Friday, August 3, 2012

For those who cheated...what would have stopped you and when?

I read a post here not long ago where a husband had caught his wife in the early beginnings of an EA, and he "stomped it out" and saved his marriage.

To those that cheated and took it to fruition, could you have been stopped before that at an earlier stage had your BS been on top of things, confronted you early, and put a stop to it before it got that far?

Excepting the "one night stand" that "just happens", we seem to see alot of posts here where there are so many red flags that are missed and not seen as red flags until it's too late. Or the WS blew them off as "nothing" or the BS being "paranoid" or "controlling".

I do trust my W, but I also seem to have this sense of hyper vigilance. If I see a red flag, I'm all over it like a monkey on a peanut. I may not necessarily ask about it or confront, but any real red flag puts my radar on high, and I start looking to see if there's anything to it. So far, thankfully, there hasn't been. Hope there never is.

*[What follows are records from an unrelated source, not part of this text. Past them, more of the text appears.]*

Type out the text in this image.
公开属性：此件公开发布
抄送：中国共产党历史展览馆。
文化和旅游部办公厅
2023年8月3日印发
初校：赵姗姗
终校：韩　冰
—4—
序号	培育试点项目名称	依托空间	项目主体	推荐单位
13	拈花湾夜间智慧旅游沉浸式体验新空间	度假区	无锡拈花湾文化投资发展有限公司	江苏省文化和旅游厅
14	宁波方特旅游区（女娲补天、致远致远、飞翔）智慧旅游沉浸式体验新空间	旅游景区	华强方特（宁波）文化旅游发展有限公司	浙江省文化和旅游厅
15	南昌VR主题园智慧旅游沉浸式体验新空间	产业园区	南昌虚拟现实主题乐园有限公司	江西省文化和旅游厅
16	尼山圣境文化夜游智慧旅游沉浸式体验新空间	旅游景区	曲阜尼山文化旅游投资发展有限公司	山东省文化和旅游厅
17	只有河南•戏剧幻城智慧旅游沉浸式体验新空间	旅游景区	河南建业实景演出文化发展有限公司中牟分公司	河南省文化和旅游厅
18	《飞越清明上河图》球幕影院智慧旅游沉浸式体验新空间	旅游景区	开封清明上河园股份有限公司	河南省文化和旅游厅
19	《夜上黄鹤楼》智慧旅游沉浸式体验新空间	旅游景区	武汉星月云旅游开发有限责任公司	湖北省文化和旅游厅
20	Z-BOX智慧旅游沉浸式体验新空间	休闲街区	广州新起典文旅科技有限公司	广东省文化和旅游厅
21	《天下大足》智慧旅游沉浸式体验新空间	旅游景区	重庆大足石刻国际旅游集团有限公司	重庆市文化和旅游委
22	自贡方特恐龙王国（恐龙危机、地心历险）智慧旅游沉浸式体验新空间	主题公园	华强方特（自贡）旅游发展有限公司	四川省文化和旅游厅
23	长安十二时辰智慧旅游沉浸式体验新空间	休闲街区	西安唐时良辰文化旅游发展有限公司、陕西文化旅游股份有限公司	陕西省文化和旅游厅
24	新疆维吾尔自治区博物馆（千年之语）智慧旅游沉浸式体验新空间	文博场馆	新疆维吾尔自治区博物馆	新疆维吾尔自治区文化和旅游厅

Good way to live? I don't know, I'm happy not having any real doubts. Sure, they have come and gone a couple times with some pretty big flags, but they've come to be nothing as far as cheating goes.

My W and I had talked about this. She, on the other hand, just likes to trust completely. And I get that. But, is that mentality bad? Does that not leave room for an affair to blossum and grow to a point where it can be too late? Whereas had "one eye been open", something could have been quashed early on?